In 2015, the GSP and the ITPS identified soil pollution as a major threat to the world’s soils and began to collect data at national, regional and global levels (FAO and ITPS, 2015). To address the knowledge gaps identified in the Status of the World’s Soil Resources Report, FAO organized the Global Symposium on Soil Pollution (GSOP18) in May 2018. The symposium, co-organized by the GSP and the ITPS, UNEP, the Secretariat of the Basel, Rotterdam and Stockholm Conventions, and WHO, was the first attempt to build an international network of experts, academia, industry, and the remediation businesses, to gather existing information on soil pollution. The symposium was a timely opportunity to also consider the recommendations of the UNEA3 resolution. The collaboration of these agencies unveils the significance of soil pollution not only on soil functioning but also its negative impacts on human health, food safety and the environment, and the importance of international, national, and regional regulations to prevent soil pollution and mitigate it. The GSOP18 conclusions revealed that available data from different regions is very heterogeneous, fragmented and in many cases absent. Participants of the symposium highlighted the inherent difficulty and high cost of analysing soil contaminants in laboratories and the difficulty of accessing harmonised methods1. The conclusions and recommendations of the GSOP18 were reflected in the outcome document “Be the solution to soil pollution”, which paves the way forward for addressing soil pollution in the short to long term including how to materialize the UNEA3 resolution on soil pollution (FAO, 2018a).
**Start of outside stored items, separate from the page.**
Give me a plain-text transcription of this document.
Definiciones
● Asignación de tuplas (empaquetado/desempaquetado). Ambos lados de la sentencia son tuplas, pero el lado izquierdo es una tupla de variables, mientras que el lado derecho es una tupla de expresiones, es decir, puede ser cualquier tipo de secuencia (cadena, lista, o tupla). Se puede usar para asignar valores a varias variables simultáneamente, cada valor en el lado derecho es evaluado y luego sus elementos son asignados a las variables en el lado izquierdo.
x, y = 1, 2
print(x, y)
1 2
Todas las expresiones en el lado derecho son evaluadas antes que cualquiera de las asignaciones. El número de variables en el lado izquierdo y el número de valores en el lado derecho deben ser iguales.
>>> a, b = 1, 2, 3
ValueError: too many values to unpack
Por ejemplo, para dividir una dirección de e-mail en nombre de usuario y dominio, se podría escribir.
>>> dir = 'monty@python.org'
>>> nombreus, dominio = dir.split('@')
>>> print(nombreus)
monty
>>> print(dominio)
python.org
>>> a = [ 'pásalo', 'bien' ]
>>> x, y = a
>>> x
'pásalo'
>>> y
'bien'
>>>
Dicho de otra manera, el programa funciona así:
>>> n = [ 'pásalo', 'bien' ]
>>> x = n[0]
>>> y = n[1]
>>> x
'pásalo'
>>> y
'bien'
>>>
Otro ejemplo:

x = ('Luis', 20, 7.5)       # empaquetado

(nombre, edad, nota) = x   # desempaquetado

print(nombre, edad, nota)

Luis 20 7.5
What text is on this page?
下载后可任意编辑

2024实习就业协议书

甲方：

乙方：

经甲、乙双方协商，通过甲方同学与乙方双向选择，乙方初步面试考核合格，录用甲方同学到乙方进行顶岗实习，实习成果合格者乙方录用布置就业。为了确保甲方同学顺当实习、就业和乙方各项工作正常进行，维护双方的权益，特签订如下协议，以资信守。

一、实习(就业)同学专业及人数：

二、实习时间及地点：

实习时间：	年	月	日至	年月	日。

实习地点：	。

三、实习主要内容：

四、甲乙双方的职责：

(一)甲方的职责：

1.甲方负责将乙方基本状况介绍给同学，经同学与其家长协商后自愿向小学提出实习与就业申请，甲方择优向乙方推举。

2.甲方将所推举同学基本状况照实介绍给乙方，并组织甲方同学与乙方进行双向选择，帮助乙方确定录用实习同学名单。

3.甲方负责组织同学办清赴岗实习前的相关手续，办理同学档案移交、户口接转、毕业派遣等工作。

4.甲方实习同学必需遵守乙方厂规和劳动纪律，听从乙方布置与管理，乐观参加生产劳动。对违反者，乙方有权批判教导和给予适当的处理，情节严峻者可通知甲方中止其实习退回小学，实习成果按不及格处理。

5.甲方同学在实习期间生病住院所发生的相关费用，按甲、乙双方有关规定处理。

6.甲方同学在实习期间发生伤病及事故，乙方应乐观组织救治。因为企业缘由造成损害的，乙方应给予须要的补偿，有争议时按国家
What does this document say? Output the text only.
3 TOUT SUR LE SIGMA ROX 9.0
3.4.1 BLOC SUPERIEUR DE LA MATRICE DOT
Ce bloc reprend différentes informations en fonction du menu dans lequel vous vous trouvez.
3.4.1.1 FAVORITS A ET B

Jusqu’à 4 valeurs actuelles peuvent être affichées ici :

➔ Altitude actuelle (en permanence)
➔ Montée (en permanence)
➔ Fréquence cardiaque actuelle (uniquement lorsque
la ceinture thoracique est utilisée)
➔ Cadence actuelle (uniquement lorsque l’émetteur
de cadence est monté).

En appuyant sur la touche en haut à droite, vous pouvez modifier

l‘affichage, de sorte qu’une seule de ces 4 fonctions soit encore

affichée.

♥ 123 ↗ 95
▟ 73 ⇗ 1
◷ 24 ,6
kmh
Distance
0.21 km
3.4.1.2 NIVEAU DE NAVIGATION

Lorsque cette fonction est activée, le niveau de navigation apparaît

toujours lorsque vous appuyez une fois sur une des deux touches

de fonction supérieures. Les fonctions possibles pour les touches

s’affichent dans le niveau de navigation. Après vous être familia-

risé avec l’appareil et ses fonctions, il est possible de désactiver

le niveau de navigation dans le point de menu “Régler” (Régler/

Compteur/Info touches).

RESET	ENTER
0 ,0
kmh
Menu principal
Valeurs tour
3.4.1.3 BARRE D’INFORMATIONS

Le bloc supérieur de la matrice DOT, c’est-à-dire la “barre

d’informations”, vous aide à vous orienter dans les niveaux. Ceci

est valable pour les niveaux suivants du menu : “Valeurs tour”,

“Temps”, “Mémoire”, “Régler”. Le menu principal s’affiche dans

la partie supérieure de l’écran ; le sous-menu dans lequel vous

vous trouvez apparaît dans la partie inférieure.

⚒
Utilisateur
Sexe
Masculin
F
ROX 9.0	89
Other recently adopted international efforts will also contribute to tackling soil pollution more efficiently. The UN Decade on Ecosystems Restoration adopted in March 2019 refers to a wide continuum of practices that contribute to conservation and restoration of organic carbon in agricultural soils, remediation of polluted sites and reestablishment of a diverse population of soil microorganisms that help create the natural fertility of our soils (UNGA, 2019). The Basel Convention Ban Amendment, proposed in 1994, to strengthen the prohibition on exporting hazardous waste to the least developed countries, was finally ratified on December 2019 by 98 countries, thanks to a country-led initiative from Switzerland and Indonesia (Basel Convention, 2019a, 2019b).
The Revised World Soil Charter (FAO, 2015), the VGSSM (FAO, 2017), and the Pesticide (FAO and WHO, 2014) and Fertilizer Code of Conducts (FAO, 2019) are key tools for the sustainable management of soils and for the implementation of preventive measures and management of soil pollution. These documents demonstrate the strong commitment of FAO and the GSP, and of all the members of this partnership, to ensure that soils are valued and managed sustainably to preserve this fundamental resource for future generations.